Pierre Havaux

Peumans, Janus au plat pays

Pierre Havaux Journaliste au Vif

« Ôter ce français que je ne saurais voir dans mon institution ! » Le président du Parlement flamand est épinglé pour une sombre histoire de censure linguistique. C’est le même qui se dit le N-VA le plus entiché des Wallons et de leur tolérance proverbiale. Peumans, Janus au plat pays: une vraie histoire belge.

À l’entendre, il transformerait bien en flamand tout ce qu’il touche, voit, lit. : « Une nouvelle édition du film « The Godfather » est sortie, on pourrait parfaitement traduire le titre en néerlandais par « Kris Peeters ».

Désopilant, ce Jan Peumans. Ce jour-là, c’était il y a un bon mois, le président de séance sentait le besoin de dérider l’atmosphère studieuse de la commission parlementaire flamande de la Mobilité. À l’ordre du jour, un joli casse-tête : comment veiller au respect de la loi flamande qui prohibe toute pub non rédigée en néerlandais sur les bus de la société flamande de transports en commun De Lijn ?

La bonne blague du N-VA Jan Peumans tombait à pic. Et dans l’assistance, ministre et députés ont effectivement bien ri.
C’était de l’humour, bien sûr. C’est nettement moins le cas avec cette sombre histoire de français censuré par le même Jan Peumans. Bref résumé de l’intrigue : le président du Parlement flamand aurait fait pression sur l’organisateur d’une expo au sein de son institution pour que soit supprimé, sur les invitations et dans le catalogue, un phylactère en français d’un dessin des Cités obscures, oeuvre des bédéistes franco-belges Benoît Peeters et François Schuiten.
Levée de boucliers, accusation d’atteinte à l’intégrité artistique de l’illustrateur, riposte de Peumans qui tente de tirer son épingle du jeu. Le clou de la poussée d’adrénaline est décerné au président des FDF Olivier Maingain : l’acte de Peumans « confine à la barbarie tout autant qu’à l’idiotie. » Rien que ça.

Mais l’essentiel est venu du porte-parole du Parlement flamand : « nous ne pouvions tout de même pas laisser un texte en français au parlement flamand. » Pas plus qu’on ne peut supporter une pub’ en français, en anglais ou en chinois sur les flancs des transports publics flamands. Ou tolérer des enseignes de restos en langue étrangère sur le sol flamand.

Le piquant dans cette dernière affaire qui ne fera pas que du bien au label « made in Vlaanderen » dans le monde, c’est le profil de son acteur principal.

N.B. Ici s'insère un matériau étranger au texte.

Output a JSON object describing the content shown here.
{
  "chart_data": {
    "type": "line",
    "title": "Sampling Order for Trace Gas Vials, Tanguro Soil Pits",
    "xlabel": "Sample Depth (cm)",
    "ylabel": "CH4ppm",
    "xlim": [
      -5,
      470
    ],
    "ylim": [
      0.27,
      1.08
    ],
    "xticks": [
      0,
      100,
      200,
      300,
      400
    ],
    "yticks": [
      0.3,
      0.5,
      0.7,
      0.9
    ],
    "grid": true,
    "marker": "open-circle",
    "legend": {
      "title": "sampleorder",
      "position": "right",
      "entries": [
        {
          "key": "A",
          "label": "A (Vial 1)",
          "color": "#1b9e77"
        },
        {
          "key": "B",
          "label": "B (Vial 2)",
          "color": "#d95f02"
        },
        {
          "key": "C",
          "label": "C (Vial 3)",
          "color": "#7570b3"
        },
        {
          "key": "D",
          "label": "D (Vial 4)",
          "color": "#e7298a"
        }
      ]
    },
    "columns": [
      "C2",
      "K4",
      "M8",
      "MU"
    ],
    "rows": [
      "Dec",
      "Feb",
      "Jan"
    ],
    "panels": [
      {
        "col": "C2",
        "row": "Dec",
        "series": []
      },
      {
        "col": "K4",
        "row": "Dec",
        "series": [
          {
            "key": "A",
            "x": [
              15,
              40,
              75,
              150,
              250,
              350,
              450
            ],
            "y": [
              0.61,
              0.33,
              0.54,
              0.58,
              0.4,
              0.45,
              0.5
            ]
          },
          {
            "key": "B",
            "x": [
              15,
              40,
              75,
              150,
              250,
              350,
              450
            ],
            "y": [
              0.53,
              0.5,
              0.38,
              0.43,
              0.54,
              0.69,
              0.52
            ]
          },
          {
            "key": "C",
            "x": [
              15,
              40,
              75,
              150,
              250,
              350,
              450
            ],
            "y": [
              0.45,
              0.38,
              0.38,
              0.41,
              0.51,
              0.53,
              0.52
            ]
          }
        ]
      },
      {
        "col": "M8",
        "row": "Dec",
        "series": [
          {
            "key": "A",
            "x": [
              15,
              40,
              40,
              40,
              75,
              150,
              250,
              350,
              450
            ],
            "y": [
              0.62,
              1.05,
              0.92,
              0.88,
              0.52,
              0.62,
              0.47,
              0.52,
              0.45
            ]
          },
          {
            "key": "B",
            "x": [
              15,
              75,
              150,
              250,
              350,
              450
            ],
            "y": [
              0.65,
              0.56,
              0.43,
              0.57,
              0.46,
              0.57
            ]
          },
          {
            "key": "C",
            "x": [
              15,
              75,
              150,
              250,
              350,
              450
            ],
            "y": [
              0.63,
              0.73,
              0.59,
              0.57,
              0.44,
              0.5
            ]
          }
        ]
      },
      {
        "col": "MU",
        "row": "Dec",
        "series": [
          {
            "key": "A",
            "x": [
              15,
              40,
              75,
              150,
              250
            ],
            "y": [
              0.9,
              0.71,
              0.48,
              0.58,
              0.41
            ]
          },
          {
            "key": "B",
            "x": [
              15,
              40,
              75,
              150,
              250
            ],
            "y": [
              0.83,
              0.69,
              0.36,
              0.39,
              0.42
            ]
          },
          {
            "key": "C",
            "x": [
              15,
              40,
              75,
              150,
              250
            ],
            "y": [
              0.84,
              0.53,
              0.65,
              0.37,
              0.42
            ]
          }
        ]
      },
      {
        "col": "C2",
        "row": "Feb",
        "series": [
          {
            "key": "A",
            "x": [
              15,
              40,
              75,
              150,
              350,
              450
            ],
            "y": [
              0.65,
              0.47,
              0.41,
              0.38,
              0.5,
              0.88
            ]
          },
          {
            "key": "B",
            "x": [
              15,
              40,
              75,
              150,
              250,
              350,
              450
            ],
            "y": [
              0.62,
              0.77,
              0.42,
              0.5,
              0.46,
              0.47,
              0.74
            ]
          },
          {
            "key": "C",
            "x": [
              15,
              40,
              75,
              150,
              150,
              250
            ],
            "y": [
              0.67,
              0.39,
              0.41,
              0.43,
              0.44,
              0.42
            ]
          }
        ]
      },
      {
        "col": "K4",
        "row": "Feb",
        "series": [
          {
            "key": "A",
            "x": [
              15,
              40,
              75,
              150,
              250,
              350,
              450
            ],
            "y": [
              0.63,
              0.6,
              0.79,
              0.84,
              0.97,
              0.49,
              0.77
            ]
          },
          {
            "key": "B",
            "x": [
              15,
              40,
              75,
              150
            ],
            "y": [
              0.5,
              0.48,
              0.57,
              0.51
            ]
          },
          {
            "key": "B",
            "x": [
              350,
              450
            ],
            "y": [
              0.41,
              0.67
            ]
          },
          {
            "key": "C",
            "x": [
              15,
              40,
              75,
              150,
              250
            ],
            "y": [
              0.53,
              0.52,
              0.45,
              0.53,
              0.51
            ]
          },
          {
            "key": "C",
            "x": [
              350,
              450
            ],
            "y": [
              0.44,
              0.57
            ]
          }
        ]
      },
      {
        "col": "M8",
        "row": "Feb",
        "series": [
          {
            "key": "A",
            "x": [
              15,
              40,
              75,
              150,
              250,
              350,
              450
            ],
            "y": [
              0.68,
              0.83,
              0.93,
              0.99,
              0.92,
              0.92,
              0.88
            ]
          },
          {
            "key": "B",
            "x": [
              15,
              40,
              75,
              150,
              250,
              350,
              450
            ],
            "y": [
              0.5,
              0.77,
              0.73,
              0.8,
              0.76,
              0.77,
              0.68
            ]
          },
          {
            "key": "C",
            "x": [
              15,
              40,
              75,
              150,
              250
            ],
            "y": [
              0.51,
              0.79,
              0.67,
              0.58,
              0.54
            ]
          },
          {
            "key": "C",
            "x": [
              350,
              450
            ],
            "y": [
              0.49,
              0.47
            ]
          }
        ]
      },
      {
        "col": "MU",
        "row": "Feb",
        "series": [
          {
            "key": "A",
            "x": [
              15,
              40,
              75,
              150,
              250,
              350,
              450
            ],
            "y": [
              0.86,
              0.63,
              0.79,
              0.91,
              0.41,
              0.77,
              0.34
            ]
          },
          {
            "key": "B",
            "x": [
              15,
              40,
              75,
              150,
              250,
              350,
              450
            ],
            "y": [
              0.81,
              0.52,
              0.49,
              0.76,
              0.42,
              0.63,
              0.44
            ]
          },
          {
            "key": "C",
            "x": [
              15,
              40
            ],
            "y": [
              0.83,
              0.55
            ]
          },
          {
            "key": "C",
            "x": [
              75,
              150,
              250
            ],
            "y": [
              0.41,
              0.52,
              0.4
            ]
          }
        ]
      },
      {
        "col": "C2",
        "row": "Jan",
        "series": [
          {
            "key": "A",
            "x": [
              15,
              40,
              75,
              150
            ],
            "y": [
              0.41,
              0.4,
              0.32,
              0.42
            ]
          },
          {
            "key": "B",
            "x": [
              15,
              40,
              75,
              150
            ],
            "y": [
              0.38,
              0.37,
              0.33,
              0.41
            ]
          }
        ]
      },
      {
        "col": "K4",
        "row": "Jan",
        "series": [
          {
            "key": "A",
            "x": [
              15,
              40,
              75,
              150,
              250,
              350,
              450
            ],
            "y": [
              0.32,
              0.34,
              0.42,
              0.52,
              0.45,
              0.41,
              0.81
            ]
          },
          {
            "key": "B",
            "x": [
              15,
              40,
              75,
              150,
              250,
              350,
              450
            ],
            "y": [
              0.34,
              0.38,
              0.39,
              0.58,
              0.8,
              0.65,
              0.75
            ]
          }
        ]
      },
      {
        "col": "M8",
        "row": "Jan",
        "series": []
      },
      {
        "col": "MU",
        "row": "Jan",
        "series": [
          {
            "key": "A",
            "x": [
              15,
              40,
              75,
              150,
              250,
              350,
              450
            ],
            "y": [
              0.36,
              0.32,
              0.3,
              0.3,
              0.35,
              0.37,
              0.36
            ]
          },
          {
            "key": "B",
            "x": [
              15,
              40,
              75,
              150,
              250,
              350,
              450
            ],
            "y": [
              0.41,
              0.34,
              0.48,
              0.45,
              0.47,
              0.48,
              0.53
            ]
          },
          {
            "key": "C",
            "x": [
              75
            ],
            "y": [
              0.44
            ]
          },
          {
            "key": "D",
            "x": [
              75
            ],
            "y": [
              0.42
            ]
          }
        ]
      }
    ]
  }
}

Il fallait bien que ça arrive à Jan Peumans. Lui, le plus wallingant de la planète N-VA, l’homme qui rêverait de se réincarner en Wallon, qui dit raffoler de cette « culture wallonne plus tolérante que la flamande. » Lui, le président du Parlement flamand qui clamait encore récemment être « l’ambassadeur de Wallonie dans mon parti », sous le regard enamouré de son alter-ego wallon, l’Ecolo Patrick Dupriez.

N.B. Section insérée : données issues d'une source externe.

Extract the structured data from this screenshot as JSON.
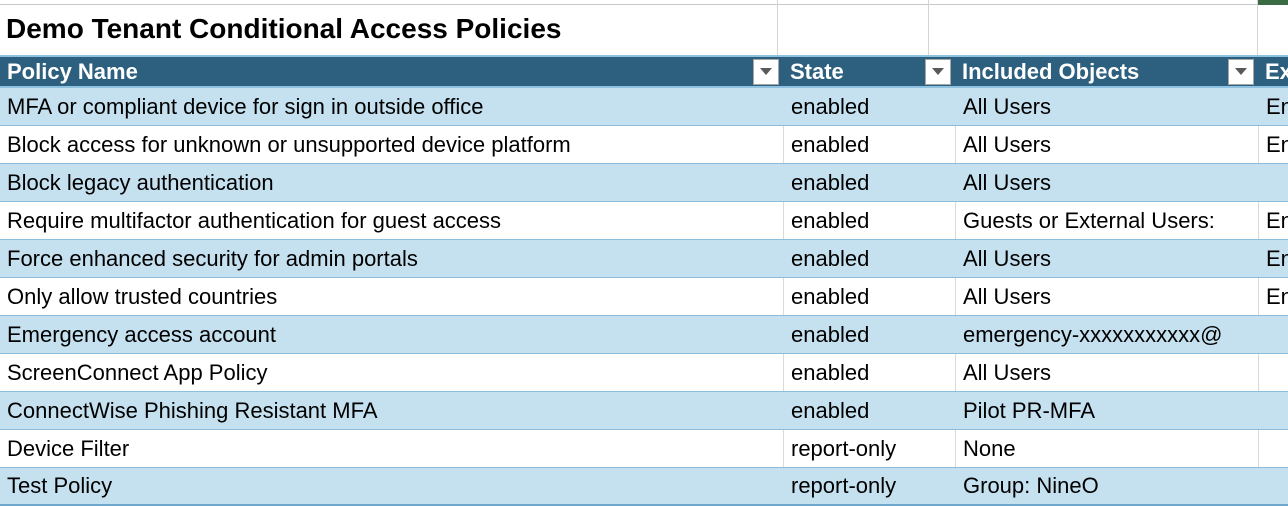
{
  "app": {
    "title": "Demo Tenant Conditional Access Policies"
  },
  "colors": {
    "header_bg": "#2D5F7E",
    "header_text": "#FFFFFF",
    "band_blue": "#C5E1F0",
    "band_white": "#FFFFFF",
    "row_separator": "#8CBEDC",
    "gridline_gray": "#D4D4D4",
    "green_cell": "#3A6B45",
    "filter_arrow": "#595959"
  },
  "table": {
    "columns": [
      {
        "label": "Policy Name",
        "filter": true
      },
      {
        "label": "State",
        "filter": true
      },
      {
        "label": "Included Objects",
        "filter": true
      },
      {
        "label": "Ex",
        "filter": false
      }
    ],
    "rows": [
      {
        "policy_name": "MFA or compliant device for sign in outside office",
        "state": "enabled",
        "included": "All Users",
        "excluded": "En",
        "band": "blue"
      },
      {
        "policy_name": "Block access for unknown or unsupported device platform",
        "state": "enabled",
        "included": "All Users",
        "excluded": "En",
        "band": "white"
      },
      {
        "policy_name": "Block legacy authentication",
        "state": "enabled",
        "included": "All Users",
        "excluded": "",
        "band": "blue"
      },
      {
        "policy_name": "Require multifactor authentication for guest access",
        "state": "enabled",
        "included": "Guests or External Users:",
        "excluded": "En",
        "band": "white"
      },
      {
        "policy_name": "Force enhanced security for admin portals",
        "state": "enabled",
        "included": "All Users",
        "excluded": "En",
        "band": "blue"
      },
      {
        "policy_name": "Only allow trusted countries",
        "state": "enabled",
        "included": "All Users",
        "excluded": "En",
        "band": "white"
      },
      {
        "policy_name": "Emergency access account",
        "state": "enabled",
        "included": "emergency-xxxxxxxxxxx@",
        "excluded": "",
        "band": "blue",
        "included_overflow": true
      },
      {
        "policy_name": "ScreenConnect App Policy",
        "state": "enabled",
        "included": "All Users",
        "excluded": "",
        "band": "white"
      },
      {
        "policy_name": "ConnectWise Phishing Resistant MFA",
        "state": "enabled",
        "included": "Pilot PR-MFA",
        "excluded": "",
        "band": "blue"
      },
      {
        "policy_name": "Device Filter",
        "state": "report-only",
        "included": "None",
        "excluded": "",
        "band": "white"
      },
      {
        "policy_name": "Test Policy",
        "state": "report-only",
        "included": "Group: NineO",
        "excluded": "",
        "band": "blue"
      }
    ]
  }
}
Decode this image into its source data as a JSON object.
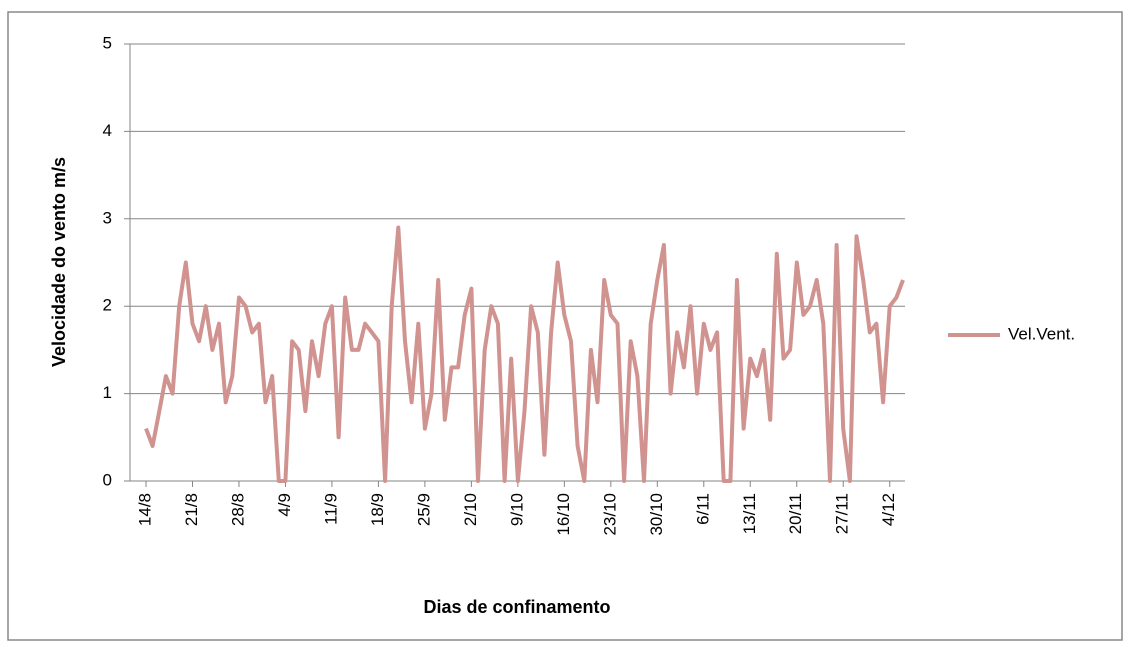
{
  "chart_data": {
    "type": "line",
    "y_label": "Velocidade do vento m/s",
    "x_label": "Dias de confinamento",
    "categories": [
      "14/8",
      null,
      null,
      null,
      null,
      null,
      null,
      "21/8",
      null,
      null,
      null,
      null,
      null,
      null,
      "28/8",
      null,
      null,
      null,
      null,
      null,
      null,
      "4/9",
      null,
      null,
      null,
      null,
      null,
      null,
      "11/9",
      null,
      null,
      null,
      null,
      null,
      null,
      "18/9",
      null,
      null,
      null,
      null,
      null,
      null,
      "25/9",
      null,
      null,
      null,
      null,
      null,
      null,
      "2/10",
      null,
      null,
      null,
      null,
      null,
      null,
      "9/10",
      null,
      null,
      null,
      null,
      null,
      null,
      "16/10",
      null,
      null,
      null,
      null,
      null,
      null,
      "23/10",
      null,
      null,
      null,
      null,
      null,
      null,
      "30/10",
      null,
      null,
      null,
      null,
      null,
      null,
      "6/11",
      null,
      null,
      null,
      null,
      null,
      null,
      "13/11",
      null,
      null,
      null,
      null,
      null,
      null,
      "20/11",
      null,
      null,
      null,
      null,
      null,
      null,
      "27/11",
      null,
      null,
      null,
      null,
      null,
      null,
      "4/12",
      null,
      null
    ],
    "series": [
      {
        "name": "Vel.Vent.",
        "color": "#d09390",
        "values": [
          0.6,
          0.4,
          0.8,
          1.2,
          1.0,
          2.0,
          2.5,
          1.8,
          1.6,
          2.0,
          1.5,
          1.8,
          0.9,
          1.2,
          2.1,
          2.0,
          1.7,
          1.8,
          0.9,
          1.2,
          0,
          0,
          1.6,
          1.5,
          0.8,
          1.6,
          1.2,
          1.8,
          2.0,
          0.5,
          2.1,
          1.5,
          1.5,
          1.8,
          1.7,
          1.6,
          0,
          2.0,
          2.9,
          1.6,
          0.9,
          1.8,
          0.6,
          1.0,
          2.3,
          0.7,
          1.3,
          1.3,
          1.9,
          2.2,
          0,
          1.5,
          2.0,
          1.8,
          0,
          1.4,
          0,
          0.8,
          2.0,
          1.7,
          0.3,
          1.7,
          2.5,
          1.9,
          1.6,
          0.4,
          0,
          1.5,
          0.9,
          2.3,
          1.9,
          1.8,
          0,
          1.6,
          1.2,
          0,
          1.8,
          2.3,
          2.7,
          1.0,
          1.7,
          1.3,
          2.0,
          1.0,
          1.8,
          1.5,
          1.7,
          0,
          0,
          2.3,
          0.6,
          1.4,
          1.2,
          1.5,
          0.7,
          2.6,
          1.4,
          1.5,
          2.5,
          1.9,
          2.0,
          2.3,
          1.8,
          0,
          2.7,
          0.6,
          0,
          2.8,
          2.3,
          1.7,
          1.8,
          0.9,
          2.0,
          2.1,
          2.3
        ]
      }
    ],
    "ylim": [
      0,
      5
    ],
    "yticks": [
      0,
      1,
      2,
      3,
      4,
      5
    ],
    "grid": true,
    "legend": "right"
  }
}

Cet homme qui aime tant les Wallons ne peut avoir qu’un bon fond… Quoique José Happart ait de gros doutes : « le triste sieur Jan Peumans a défilé dans les Fourons sous les bannières extrémistes du VMO, du Voorpost et autre Were Di », avait rappelé le plus célèbre hérisson du sud du pays, sous le coup de la colère.

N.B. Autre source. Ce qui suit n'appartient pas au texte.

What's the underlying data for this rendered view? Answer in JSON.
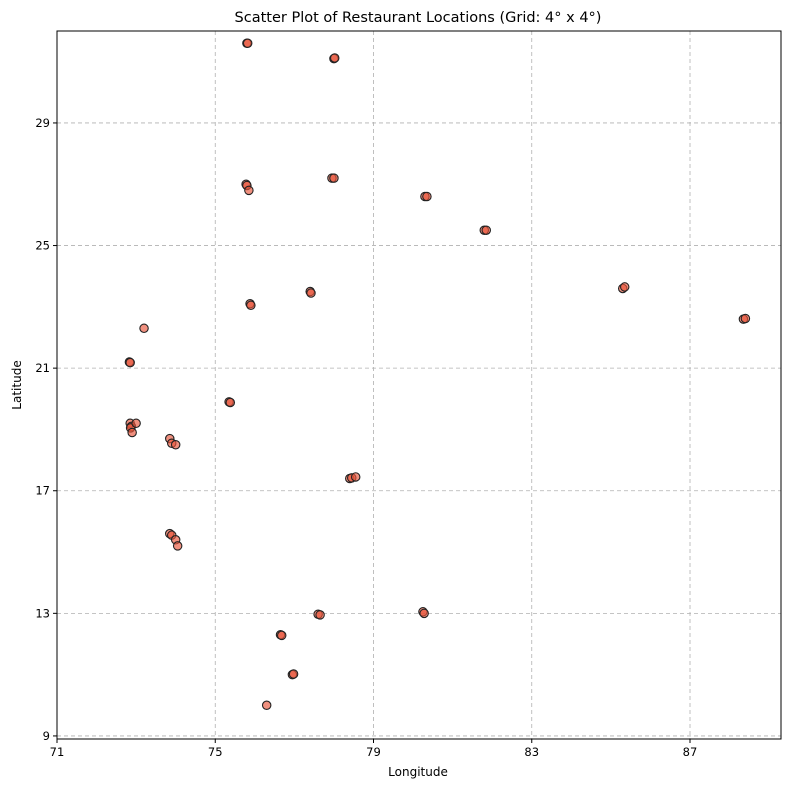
{
  "chart_data": {
    "type": "scatter",
    "title": "Scatter Plot of Restaurant Locations (Grid: 4° x 4°)",
    "xlabel": "Longitude",
    "ylabel": "Latitude",
    "xlim": [
      71,
      89.3
    ],
    "ylim": [
      8.9,
      32
    ],
    "xticks": [
      71,
      75,
      79,
      83,
      87
    ],
    "yticks": [
      9,
      13,
      17,
      21,
      25,
      29
    ],
    "grid": true,
    "marker_color": "#e8553a",
    "marker_edge": "#222222",
    "points": [
      {
        "x": 75.8,
        "y": 31.6
      },
      {
        "x": 75.82,
        "y": 31.6
      },
      {
        "x": 78.0,
        "y": 31.1
      },
      {
        "x": 78.02,
        "y": 31.12
      },
      {
        "x": 75.78,
        "y": 27.0
      },
      {
        "x": 75.8,
        "y": 26.96
      },
      {
        "x": 75.85,
        "y": 26.8
      },
      {
        "x": 77.95,
        "y": 27.2
      },
      {
        "x": 78.0,
        "y": 27.2
      },
      {
        "x": 80.3,
        "y": 26.6
      },
      {
        "x": 80.35,
        "y": 26.6
      },
      {
        "x": 81.8,
        "y": 25.5
      },
      {
        "x": 81.85,
        "y": 25.5
      },
      {
        "x": 85.3,
        "y": 23.6
      },
      {
        "x": 85.35,
        "y": 23.65
      },
      {
        "x": 77.4,
        "y": 23.5
      },
      {
        "x": 77.42,
        "y": 23.45
      },
      {
        "x": 75.88,
        "y": 23.1
      },
      {
        "x": 75.9,
        "y": 23.05
      },
      {
        "x": 88.35,
        "y": 22.6
      },
      {
        "x": 88.4,
        "y": 22.62
      },
      {
        "x": 73.2,
        "y": 22.3
      },
      {
        "x": 72.83,
        "y": 21.2
      },
      {
        "x": 72.85,
        "y": 21.18
      },
      {
        "x": 75.35,
        "y": 19.9
      },
      {
        "x": 75.38,
        "y": 19.88
      },
      {
        "x": 72.85,
        "y": 19.2
      },
      {
        "x": 72.88,
        "y": 19.1
      },
      {
        "x": 72.86,
        "y": 19.05
      },
      {
        "x": 72.9,
        "y": 18.9
      },
      {
        "x": 73.0,
        "y": 19.2
      },
      {
        "x": 73.85,
        "y": 18.7
      },
      {
        "x": 73.9,
        "y": 18.55
      },
      {
        "x": 74.0,
        "y": 18.5
      },
      {
        "x": 78.4,
        "y": 17.4
      },
      {
        "x": 78.45,
        "y": 17.42
      },
      {
        "x": 78.55,
        "y": 17.45
      },
      {
        "x": 73.85,
        "y": 15.6
      },
      {
        "x": 73.9,
        "y": 15.55
      },
      {
        "x": 74.0,
        "y": 15.4
      },
      {
        "x": 74.05,
        "y": 15.2
      },
      {
        "x": 77.6,
        "y": 12.97
      },
      {
        "x": 77.65,
        "y": 12.95
      },
      {
        "x": 80.25,
        "y": 13.05
      },
      {
        "x": 80.28,
        "y": 13.0
      },
      {
        "x": 76.65,
        "y": 12.3
      },
      {
        "x": 76.68,
        "y": 12.28
      },
      {
        "x": 76.95,
        "y": 11.0
      },
      {
        "x": 76.98,
        "y": 11.02
      },
      {
        "x": 76.3,
        "y": 10.0
      }
    ]
  }
}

Ce jour de 2010, le sang de José H. n’avait fait qu’un tour, en découvrant les responsables politiques wallons se confondre avec empressement en excuses à l’adresse de Jan Peumans. Pour une prétendue raclée que lui aurait infligée un militant de l’Action fouronnaise lors d’une escapade à Visé.

Ça va pas, dans la tête de Jan Peumans ? Si, très bien. Être le meilleur ami des Wallons, même s’ils parlent français, ne lui interdit nullement de penser en flamand, raisonner en flamand, sévir en flamand. Et trier en flamand.

Juin 2010, le président du Parlement flamand accueille ainsi dans ses lieux l’illustre Herman Van Rompuy (CD&V), alors nouveau président du Conseil européen. Jan Peumans ne trouve pas de mots assez forts pour dire et répéter toute sa fierté et celle de ses coreligionnaires, que « le premier président du Conseil européen soit un Flamand. » Cet immense honneur ne doit rien au hasard : « c’est une récompense pour le rôle que tant de Flamands ont joué, et jouent encore, dans la construction européenne. Vous les connaissez tous : Wilfried Martens, Jean-Luc Dehaene, Hendrik Fayat, Karel Van Miert, Willy De Clercq, Guy Verhofstadt, Maurits Coppieters, et j’en oublie tant d’autres. » Sans doute d’autres Belges. De langue française ceux-là.